For so long, I ran fast, bounced high and aimed to achieve so highly in order to avoid looking at myself and my life. I learned hard and fast that life catches up to you eventually. When I started looking intrinsically, I just needed time to pass - time to wrap my head around what happened, what was currently happening and what the fuck was next. For so long, I filed this time under "grief" - grief for what I thought my life had been, what I thought my life was and what I thought my life was going to be. Looking in the rearview mirror of my life now felt inaccurate and it was unsettling.


"Time just needs to pass" allowed me to lean into the uncertainty and give myself the space to understand what happened and how I got here. When I finally gave myself permission to sit in it, it took me years to come out the other side.


Up until that point of leaning in, I had really dealt with very little in my life. My theory was the harder I worked, the more I put my head down, the less I would eventually have to deal with. L-O-L at my naivety. When I started, my capacity for dealing with anything tough was tremendously low, and I no longer knew what I was "chasing". What was the end goal now? What was I working toward?


I longed for the days that I would be out of this place of uncertainty and land in contentment - my new end goal. I started my process of reporting in January of 2019 and I would say only in the last few weeks (May/June of 2023) have I felt like my head is comfortably above water. I now no longer feel like time just needs to pass.


The part I have been trying to process recently as my capacity has increased is the grief of what was lost (insert me crying in the middle of a Starbucks in Paris right now).
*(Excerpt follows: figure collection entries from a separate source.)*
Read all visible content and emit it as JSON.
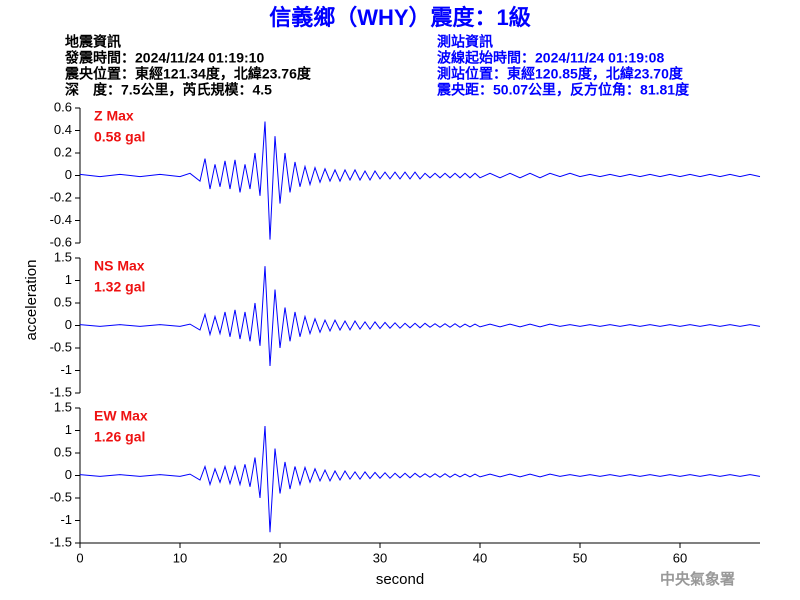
{
  "header": {
    "title": "信義鄉（WHY）震度：1級",
    "quake": [
      "地震資訊",
      "發震時間：2024/11/24 01:19:10",
      "震央位置：東經121.34度，北緯23.76度",
      "深　度：7.5公里，芮氏規模：4.5"
    ],
    "station": [
      "測站資訊",
      "波線起始時間：2024/11/24 01:19:08",
      "測站位置：東經120.85度，北緯23.70度",
      "震央距：50.07公里，反方位角：81.81度"
    ],
    "credit": "中央氣象署"
  },
  "chart_data": {
    "type": "line",
    "xlabel": "second",
    "ylabel": "acceleration",
    "xlim": [
      0,
      68
    ],
    "xticks": [
      0,
      10,
      20,
      30,
      40,
      50,
      60
    ],
    "x": [
      0,
      2,
      4,
      6,
      8,
      10,
      11,
      12,
      12.5,
      13,
      13.5,
      14,
      14.5,
      15,
      15.5,
      16,
      16.5,
      17,
      17.5,
      18,
      18.5,
      19,
      19.5,
      20,
      20.5,
      21,
      21.5,
      22,
      22.5,
      23,
      23.5,
      24,
      24.5,
      25,
      25.5,
      26,
      26.5,
      27,
      27.5,
      28,
      28.5,
      29,
      29.5,
      30,
      30.5,
      31,
      31.5,
      32,
      32.5,
      33,
      33.5,
      34,
      34.5,
      35,
      35.5,
      36,
      36.5,
      37,
      37.5,
      38,
      38.5,
      39,
      39.5,
      40,
      41,
      42,
      43,
      44,
      45,
      46,
      47,
      48,
      49,
      50,
      51,
      52,
      53,
      54,
      55,
      56,
      57,
      58,
      59,
      60,
      61,
      62,
      63,
      64,
      65,
      66,
      67,
      68
    ],
    "panels": [
      {
        "label": "Z Max",
        "max_label": "0.58 gal",
        "ylim": [
          -0.6,
          0.6
        ],
        "yticks": [
          -0.6,
          -0.4,
          -0.2,
          0,
          0.2,
          0.4,
          0.6
        ],
        "series": [
          {
            "color": "#0000ff",
            "values": [
              0.01,
              -0.01,
              0.01,
              -0.01,
              0.01,
              -0.01,
              0.02,
              -0.05,
              0.15,
              -0.12,
              0.1,
              -0.1,
              0.13,
              -0.12,
              0.14,
              -0.15,
              0.1,
              -0.12,
              0.2,
              -0.18,
              0.48,
              -0.57,
              0.35,
              -0.25,
              0.2,
              -0.15,
              0.12,
              -0.1,
              0.08,
              -0.08,
              0.07,
              -0.06,
              0.06,
              -0.05,
              0.05,
              -0.05,
              0.05,
              -0.04,
              0.05,
              -0.04,
              0.04,
              -0.04,
              0.04,
              -0.03,
              0.03,
              -0.03,
              0.03,
              -0.03,
              0.03,
              -0.03,
              0.03,
              -0.03,
              0.02,
              -0.02,
              0.02,
              -0.02,
              0.02,
              -0.02,
              0.02,
              -0.02,
              0.02,
              -0.02,
              0.02,
              -0.02,
              0.02,
              -0.02,
              0.02,
              -0.02,
              0.02,
              -0.02,
              0.02,
              -0.01,
              0.02,
              -0.01,
              0.01,
              -0.01,
              0.01,
              -0.01,
              0.01,
              -0.01,
              0.01,
              -0.01,
              0.01,
              -0.01,
              0.01,
              -0.01,
              0.01,
              -0.01,
              0.01,
              -0.01,
              0.01,
              -0.01
            ]
          }
        ]
      },
      {
        "label": "NS Max",
        "max_label": "1.32 gal",
        "ylim": [
          -1.5,
          1.5
        ],
        "yticks": [
          -1.5,
          -1,
          -0.5,
          0,
          0.5,
          1,
          1.5
        ],
        "series": [
          {
            "color": "#0000ff",
            "values": [
              0.02,
              -0.02,
              0.02,
              -0.02,
              0.02,
              -0.02,
              0.03,
              -0.1,
              0.25,
              -0.2,
              0.2,
              -0.18,
              0.3,
              -0.25,
              0.35,
              -0.3,
              0.3,
              -0.35,
              0.5,
              -0.45,
              1.32,
              -0.9,
              0.8,
              -0.5,
              0.4,
              -0.35,
              0.3,
              -0.25,
              0.2,
              -0.18,
              0.15,
              -0.15,
              0.12,
              -0.12,
              0.12,
              -0.1,
              0.1,
              -0.1,
              0.1,
              -0.08,
              0.08,
              -0.08,
              0.08,
              -0.07,
              0.07,
              -0.06,
              0.06,
              -0.06,
              0.05,
              -0.05,
              0.05,
              -0.05,
              0.05,
              -0.04,
              0.04,
              -0.04,
              0.04,
              -0.04,
              0.04,
              -0.04,
              0.03,
              -0.03,
              0.03,
              -0.03,
              0.03,
              -0.03,
              0.03,
              -0.03,
              0.03,
              -0.03,
              0.03,
              -0.02,
              0.02,
              -0.02,
              0.02,
              -0.02,
              0.02,
              -0.02,
              0.02,
              -0.02,
              0.02,
              -0.02,
              0.02,
              -0.02,
              0.02,
              -0.02,
              0.02,
              -0.02,
              0.02,
              -0.02,
              0.02,
              -0.02
            ]
          }
        ]
      },
      {
        "label": "EW Max",
        "max_label": "1.26 gal",
        "ylim": [
          -1.5,
          1.5
        ],
        "yticks": [
          -1.5,
          -1,
          -0.5,
          0,
          0.5,
          1,
          1.5
        ],
        "series": [
          {
            "color": "#0000ff",
            "values": [
              0.02,
              -0.02,
              0.02,
              -0.02,
              0.02,
              -0.02,
              0.03,
              -0.1,
              0.2,
              -0.2,
              0.15,
              -0.15,
              0.2,
              -0.18,
              0.2,
              -0.2,
              0.25,
              -0.25,
              0.4,
              -0.5,
              1.1,
              -1.26,
              0.6,
              -0.4,
              0.3,
              -0.3,
              0.2,
              -0.2,
              0.18,
              -0.15,
              0.15,
              -0.12,
              0.12,
              -0.12,
              0.1,
              -0.1,
              0.1,
              -0.08,
              0.08,
              -0.08,
              0.08,
              -0.07,
              0.07,
              -0.06,
              0.06,
              -0.06,
              0.05,
              -0.05,
              0.05,
              -0.05,
              0.05,
              -0.04,
              0.04,
              -0.04,
              0.04,
              -0.04,
              0.04,
              -0.04,
              0.03,
              -0.03,
              0.03,
              -0.03,
              0.03,
              -0.03,
              0.03,
              -0.03,
              0.03,
              -0.03,
              0.03,
              -0.03,
              0.03,
              -0.02,
              0.02,
              -0.02,
              0.02,
              -0.02,
              0.02,
              -0.02,
              0.02,
              -0.02,
              0.02,
              -0.02,
              0.02,
              -0.02,
              0.02,
              -0.02,
              0.02,
              -0.02,
              0.02,
              -0.02,
              0.02,
              -0.02
            ]
          }
        ]
      }
    ]
  }
}
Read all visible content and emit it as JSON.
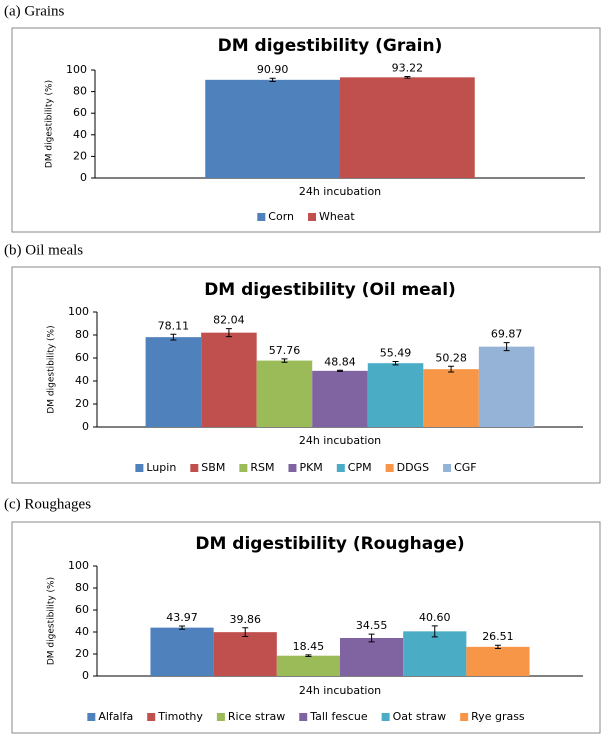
{
  "chart_data": [
    {
      "type": "bar",
      "label": "(a) Grains",
      "title": "DM digestibility (Grain)",
      "y_label": "DM digestibility (%)",
      "categories": [
        "24h incubation"
      ],
      "ylim": [
        0,
        100
      ],
      "yticks": [
        0,
        20,
        40,
        60,
        80,
        100
      ],
      "series": [
        {
          "name": "Corn",
          "color": "#4f81bd",
          "values": [
            90.9
          ],
          "value_labels": [
            "90.90"
          ],
          "errors": [
            1.5
          ]
        },
        {
          "name": "Wheat",
          "color": "#c0504d",
          "values": [
            93.22
          ],
          "errors": [
            0.8
          ]
        }
      ]
    },
    {
      "type": "bar",
      "label": "(b) Oil meals",
      "title": "DM digestibility (Oil meal)",
      "y_label": "DM digestibility (%)",
      "categories": [
        "24h incubation"
      ],
      "ylim": [
        0,
        100
      ],
      "yticks": [
        0,
        20,
        40,
        60,
        80,
        100
      ],
      "series": [
        {
          "name": "Lupin",
          "color": "#4f81bd",
          "values": [
            78.11
          ],
          "errors": [
            2.5
          ]
        },
        {
          "name": "SBM",
          "color": "#c0504d",
          "values": [
            82.04
          ],
          "errors": [
            3.5
          ]
        },
        {
          "name": "RSM",
          "color": "#9bbb59",
          "values": [
            57.76
          ],
          "errors": [
            1.5
          ]
        },
        {
          "name": "PKM",
          "color": "#8064a2",
          "values": [
            48.84
          ],
          "errors": [
            0.5
          ]
        },
        {
          "name": "CPM",
          "color": "#4bacc6",
          "values": [
            55.49
          ],
          "errors": [
            1.5
          ]
        },
        {
          "name": "DDGS",
          "color": "#f79646",
          "values": [
            50.28
          ],
          "errors": [
            2.5
          ]
        },
        {
          "name": "CGF",
          "color": "#95b3d7",
          "values": [
            69.87
          ],
          "errors": [
            3.5
          ]
        }
      ]
    },
    {
      "type": "bar",
      "label": "(c) Roughages",
      "title": "DM digestibility (Roughage)",
      "y_label": "DM digestibility (%)",
      "categories": [
        "24h incubation"
      ],
      "ylim": [
        0,
        100
      ],
      "yticks": [
        0,
        20,
        40,
        60,
        80,
        100
      ],
      "series": [
        {
          "name": "Alfalfa",
          "color": "#4f81bd",
          "values": [
            43.97
          ],
          "errors": [
            1.5
          ]
        },
        {
          "name": "Timothy",
          "color": "#c0504d",
          "values": [
            39.86
          ],
          "errors": [
            4
          ]
        },
        {
          "name": "Rice straw",
          "color": "#9bbb59",
          "values": [
            18.45
          ],
          "errors": [
            0.7
          ]
        },
        {
          "name": "Tall fescue",
          "color": "#8064a2",
          "values": [
            34.55
          ],
          "errors": [
            3.5
          ]
        },
        {
          "name": "Oat straw",
          "color": "#4bacc6",
          "values": [
            40.6
          ],
          "value_labels": [
            "40.60"
          ],
          "errors": [
            5
          ]
        },
        {
          "name": "Rye grass",
          "color": "#f79646",
          "values": [
            26.51
          ],
          "errors": [
            1.5
          ]
        }
      ]
    }
  ]
}
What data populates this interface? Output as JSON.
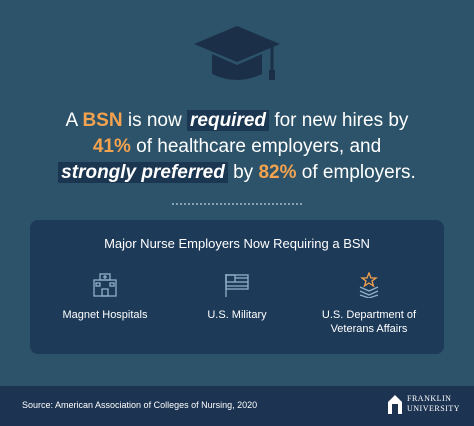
{
  "headline": {
    "lines": [
      [
        "A",
        "BSN",
        "is now",
        "required",
        "for new hires by"
      ],
      [
        "41%",
        "of healthcare employers, and"
      ],
      [
        "strongly preferred",
        "by",
        "82%",
        "of employers."
      ]
    ]
  },
  "panel": {
    "title": "Major Nurse Employers Now Requiring a BSN",
    "employers": [
      {
        "label": [
          "Magnet Hospitals"
        ]
      },
      {
        "label": [
          "U.S. Military"
        ]
      },
      {
        "label": [
          "U.S. Department of",
          "Veterans Affairs"
        ]
      }
    ]
  },
  "footer": {
    "source": "Source: American Association of Colleges of Nursing, 2020",
    "logo": [
      "FRANKLIN",
      "UNIVERSITY"
    ]
  }
}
When time just needed to pass, I sat there trying to make sense of what the last 10, 15 years of my life was and how these experiences that I just began to accept cast a shadow over a formative decade of my life. Then, the grief was in realizing that my life and experiences were not what I thought they were. The grief now is how much time and experience was lost keeping my head above water.


I recognize that I needed that time - a lot of time - to get to this place where I am no longer in survival mode, but that came at a cost of feeling like I've lost half of my life in trauma, grief and simply surviving.


I am grateful to finally be in a place where I feel in charge of my life and truly like I can do and handle anything - it's what those four years of time has allowed me. I still walk through the world with the wounds given to me by others, and the weight of time lost waiting for a day where I was strong enough to do better. The complex balance of processing your past and building your future never ends. Today, I finally know that I am strong enough to do better.